Ma norma fondamentale in materia richiamata dalle Sezioni Unite è l'art. 1396 c.c. (“Modificazione ed estinzione della procura”), che al secondo comma dispone: “Le altre cause di estinzione del potere di rappresentanza conferito dall'interessato non sono opponibili ai terzi che le hanno senza colpa ignorate”.

Cause altre di estinzione, rileggendo il primo comma della norma succitata, rispetto alla revoca sono proprio la morte e la sopravvenuta incapacità del rappresentato.

Le Sezioni Unite concludono che sembra inutile discutere della limitata efficacia della disposizione dell'art. 300 cpc, norma dotata di propria ratio  e funzione, incidendo per questo su un corretto e coerente svolgimento del processo e così arrecandogli beneficio. Inoltre, la norma in questione “è in linea col sistema sostanziale che in particolari ipotesi e per determinati fini, prevede dei meccanismi assolutamente analoghi”.
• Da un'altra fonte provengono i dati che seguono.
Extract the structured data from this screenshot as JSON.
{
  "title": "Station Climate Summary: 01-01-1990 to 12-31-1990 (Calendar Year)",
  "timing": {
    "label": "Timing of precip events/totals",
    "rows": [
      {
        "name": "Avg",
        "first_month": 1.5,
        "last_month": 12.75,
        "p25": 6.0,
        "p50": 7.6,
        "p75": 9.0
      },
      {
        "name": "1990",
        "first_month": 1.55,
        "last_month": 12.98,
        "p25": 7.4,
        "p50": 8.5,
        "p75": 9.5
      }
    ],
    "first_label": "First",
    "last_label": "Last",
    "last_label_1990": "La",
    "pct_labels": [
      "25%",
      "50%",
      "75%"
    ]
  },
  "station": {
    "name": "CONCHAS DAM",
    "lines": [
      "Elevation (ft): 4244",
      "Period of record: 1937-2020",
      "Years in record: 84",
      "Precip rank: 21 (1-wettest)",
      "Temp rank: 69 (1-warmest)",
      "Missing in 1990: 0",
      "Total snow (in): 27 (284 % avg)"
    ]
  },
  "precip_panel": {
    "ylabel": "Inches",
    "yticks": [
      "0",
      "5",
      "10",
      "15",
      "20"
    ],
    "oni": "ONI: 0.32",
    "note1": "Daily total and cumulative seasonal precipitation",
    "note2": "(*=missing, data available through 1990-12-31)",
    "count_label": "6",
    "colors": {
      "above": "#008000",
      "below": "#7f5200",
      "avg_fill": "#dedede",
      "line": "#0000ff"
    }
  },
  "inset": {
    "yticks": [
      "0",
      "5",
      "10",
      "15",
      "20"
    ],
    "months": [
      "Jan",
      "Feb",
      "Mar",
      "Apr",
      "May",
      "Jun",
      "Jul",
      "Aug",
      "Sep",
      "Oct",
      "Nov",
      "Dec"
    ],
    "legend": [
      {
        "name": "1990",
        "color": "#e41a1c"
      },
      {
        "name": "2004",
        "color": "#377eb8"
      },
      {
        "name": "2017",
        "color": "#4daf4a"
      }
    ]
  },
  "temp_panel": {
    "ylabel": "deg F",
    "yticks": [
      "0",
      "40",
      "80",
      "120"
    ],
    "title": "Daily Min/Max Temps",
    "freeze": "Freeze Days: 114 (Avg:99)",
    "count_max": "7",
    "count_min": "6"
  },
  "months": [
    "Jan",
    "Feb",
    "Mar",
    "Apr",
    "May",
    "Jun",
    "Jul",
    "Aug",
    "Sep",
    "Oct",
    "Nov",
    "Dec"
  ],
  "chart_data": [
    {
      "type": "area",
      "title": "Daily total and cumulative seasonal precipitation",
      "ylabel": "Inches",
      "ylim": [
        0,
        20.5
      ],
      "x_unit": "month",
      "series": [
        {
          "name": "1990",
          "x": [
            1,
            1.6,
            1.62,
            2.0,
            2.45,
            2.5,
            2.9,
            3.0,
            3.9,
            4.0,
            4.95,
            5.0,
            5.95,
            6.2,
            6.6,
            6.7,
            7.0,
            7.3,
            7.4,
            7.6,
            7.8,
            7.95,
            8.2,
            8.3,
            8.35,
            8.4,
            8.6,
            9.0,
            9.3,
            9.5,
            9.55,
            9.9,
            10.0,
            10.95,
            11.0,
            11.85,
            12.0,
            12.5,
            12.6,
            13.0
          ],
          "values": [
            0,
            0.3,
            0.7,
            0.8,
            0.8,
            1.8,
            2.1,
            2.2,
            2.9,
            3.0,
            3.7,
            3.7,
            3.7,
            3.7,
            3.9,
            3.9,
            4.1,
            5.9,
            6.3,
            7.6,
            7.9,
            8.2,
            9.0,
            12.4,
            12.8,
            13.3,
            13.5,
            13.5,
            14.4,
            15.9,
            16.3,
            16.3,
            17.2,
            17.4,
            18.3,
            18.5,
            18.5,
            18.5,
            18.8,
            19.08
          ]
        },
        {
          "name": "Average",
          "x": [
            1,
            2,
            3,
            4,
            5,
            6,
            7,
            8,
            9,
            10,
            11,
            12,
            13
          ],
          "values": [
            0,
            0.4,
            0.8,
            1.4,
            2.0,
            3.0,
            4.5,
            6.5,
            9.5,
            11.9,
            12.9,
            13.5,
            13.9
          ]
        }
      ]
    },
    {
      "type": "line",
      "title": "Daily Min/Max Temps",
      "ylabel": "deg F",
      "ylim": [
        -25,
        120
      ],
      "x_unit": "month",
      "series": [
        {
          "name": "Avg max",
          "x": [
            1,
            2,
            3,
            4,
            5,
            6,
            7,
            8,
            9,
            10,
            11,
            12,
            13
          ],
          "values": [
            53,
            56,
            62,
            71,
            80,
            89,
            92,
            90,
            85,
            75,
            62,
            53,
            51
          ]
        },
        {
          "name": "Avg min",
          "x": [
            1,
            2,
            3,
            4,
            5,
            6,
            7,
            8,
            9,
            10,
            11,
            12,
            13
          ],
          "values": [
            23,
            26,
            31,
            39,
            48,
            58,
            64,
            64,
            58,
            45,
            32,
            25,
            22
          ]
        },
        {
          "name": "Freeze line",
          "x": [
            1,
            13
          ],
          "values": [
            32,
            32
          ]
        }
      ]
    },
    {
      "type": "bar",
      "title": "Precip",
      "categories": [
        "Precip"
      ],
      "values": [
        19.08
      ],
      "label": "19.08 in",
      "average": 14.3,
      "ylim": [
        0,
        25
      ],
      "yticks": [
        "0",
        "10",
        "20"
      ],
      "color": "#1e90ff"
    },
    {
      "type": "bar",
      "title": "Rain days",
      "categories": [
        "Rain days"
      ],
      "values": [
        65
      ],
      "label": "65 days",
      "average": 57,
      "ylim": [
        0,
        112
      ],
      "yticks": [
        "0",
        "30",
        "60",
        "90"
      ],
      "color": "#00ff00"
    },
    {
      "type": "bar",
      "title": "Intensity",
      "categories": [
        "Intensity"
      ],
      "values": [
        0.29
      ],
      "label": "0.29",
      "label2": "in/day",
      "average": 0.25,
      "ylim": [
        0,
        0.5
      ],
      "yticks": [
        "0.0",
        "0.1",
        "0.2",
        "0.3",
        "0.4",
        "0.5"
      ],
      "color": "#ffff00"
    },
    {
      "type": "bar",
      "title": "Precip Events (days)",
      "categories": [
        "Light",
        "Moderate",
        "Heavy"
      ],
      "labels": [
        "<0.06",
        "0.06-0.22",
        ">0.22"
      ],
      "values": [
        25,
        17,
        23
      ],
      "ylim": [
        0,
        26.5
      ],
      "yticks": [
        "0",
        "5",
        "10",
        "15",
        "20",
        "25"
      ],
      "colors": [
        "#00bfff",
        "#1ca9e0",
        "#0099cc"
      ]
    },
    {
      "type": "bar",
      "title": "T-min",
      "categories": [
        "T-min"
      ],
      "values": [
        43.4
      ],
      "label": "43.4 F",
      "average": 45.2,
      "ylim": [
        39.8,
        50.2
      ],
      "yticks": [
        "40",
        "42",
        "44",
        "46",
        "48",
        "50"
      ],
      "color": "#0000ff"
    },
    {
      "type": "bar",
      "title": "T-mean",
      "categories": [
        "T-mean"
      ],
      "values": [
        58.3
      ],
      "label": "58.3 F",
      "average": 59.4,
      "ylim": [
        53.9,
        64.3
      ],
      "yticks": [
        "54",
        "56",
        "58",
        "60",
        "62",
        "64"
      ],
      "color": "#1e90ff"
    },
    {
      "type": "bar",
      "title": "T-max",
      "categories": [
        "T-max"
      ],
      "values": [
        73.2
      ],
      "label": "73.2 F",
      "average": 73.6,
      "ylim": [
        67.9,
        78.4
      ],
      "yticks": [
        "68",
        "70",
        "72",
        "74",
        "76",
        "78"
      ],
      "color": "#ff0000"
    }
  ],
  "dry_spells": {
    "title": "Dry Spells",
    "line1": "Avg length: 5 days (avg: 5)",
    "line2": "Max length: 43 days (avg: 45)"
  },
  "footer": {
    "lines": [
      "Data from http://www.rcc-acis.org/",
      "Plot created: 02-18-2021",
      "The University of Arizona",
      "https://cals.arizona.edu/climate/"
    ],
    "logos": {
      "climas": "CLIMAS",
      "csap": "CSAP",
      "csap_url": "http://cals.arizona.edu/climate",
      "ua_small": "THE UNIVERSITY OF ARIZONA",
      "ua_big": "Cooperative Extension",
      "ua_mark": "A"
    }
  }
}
L'indirizzo che sostiene il principio dell'ultrattività del mandato, sembra trovar conferma nei casi in cui la legge ammette la negotiorum gestio dell'avvocato, permettendo ai nuovi titolari di conferire procura anche con efficacia retroattiva e avvalersi  del “ponte” che l'avvocato ha già realizzato - anche se precariamente  - con il proprio impianto difensivo tra un grado e l'altro del giudizio.  In questa sede, si vuole attribuire all'avvocato una maggiore responsabilità , poiché pur essendo vero che egli ha il potere discrezionale di dichiarare in udienza o notificare l'evento interruttivo, è altresì vero che il difensore, in virtù di queste legittimazioni e poteri si trova in una posizione molto delicata nei confronti dei successori, sia sotto il profilo professionale che sotto quello deontologico. Ricordando, oltretutto, che tra gli obblighi discendenti dal contratto d'opera professionale vi è quello d'informazione, il procuratore ha un preciso obbligo professionale di individuare subito i successori e informarli dello stato della causa, spiegare la strategia difensiva e attendere disposizioni. Restano salvi quegli atti urgentissimi che egli debba compiere di propria iniziativa onde evitare decadenze.
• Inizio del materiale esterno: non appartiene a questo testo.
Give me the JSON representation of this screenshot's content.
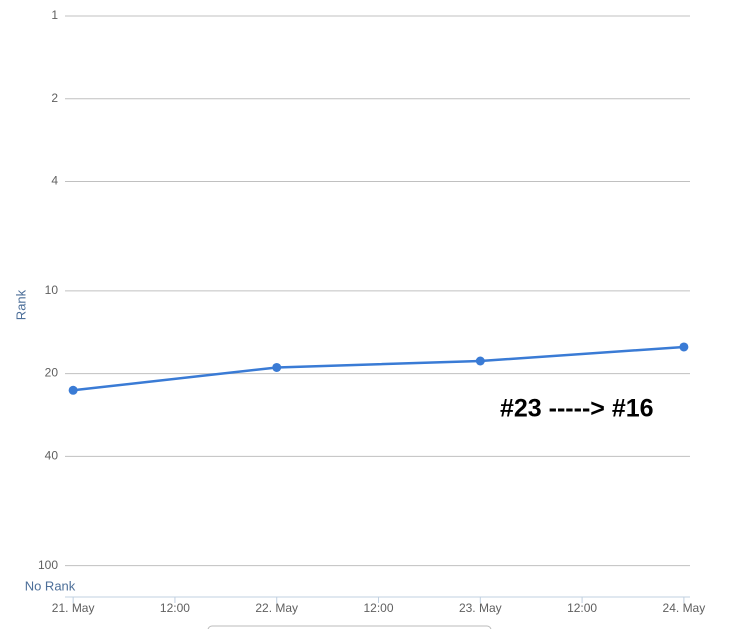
{
  "chart_data": {
    "type": "line",
    "y_label": "Rank",
    "no_rank_label": "No Rank",
    "annotation": "#23 -----> #16",
    "x": [
      0,
      1,
      2,
      3
    ],
    "xlim": [
      -0.04,
      3.03
    ],
    "xticks": [
      {
        "value": 0,
        "label": "21. May"
      },
      {
        "value": 0.5,
        "label": "12:00"
      },
      {
        "value": 1,
        "label": "22. May"
      },
      {
        "value": 1.5,
        "label": "12:00"
      },
      {
        "value": 2,
        "label": "23. May"
      },
      {
        "value": 2.5,
        "label": "12:00"
      },
      {
        "value": 3,
        "label": "24. May"
      }
    ],
    "series": [
      {
        "name": "Rank",
        "color": "#3a7bd5",
        "values": [
          23,
          19,
          18,
          16
        ]
      }
    ],
    "ylim": [
      1,
      130
    ],
    "yticks": [
      1,
      2,
      4,
      10,
      20,
      40,
      100
    ],
    "log_y": true,
    "reversed_y": true,
    "grid": true,
    "legend": false
  }
}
Con la sentenza 15295 del 4 luglio 2014, in conclusione, le Sezioni Unite affermano il principio secondo cui, in virtù dell'ultrattività del mandato alla lite, "il difensore continua a rappresentare la parte come se l'evento non si fosse verificato, con la conseguenza che la notificazione della sentenza fatta a detto procuratore è idonea a far decorrere il termine per l'impugnazione nei confronti della parte deceduta o divenuta incapace, il medesimo è legittimato a proporre impugnazione - ad eccezione del ricorso per cassazione per la cui proposizione è richiesta procura speciale - se la procura sia valida per gli ulteriori gradi del processo ed è ammissibile la notificazione dell'impugnazione presso di lui ai sensi dell'art. 330, primo comma, cpc, senza che rilevi la conoscenza aliunde dell'evento da parte del notificante".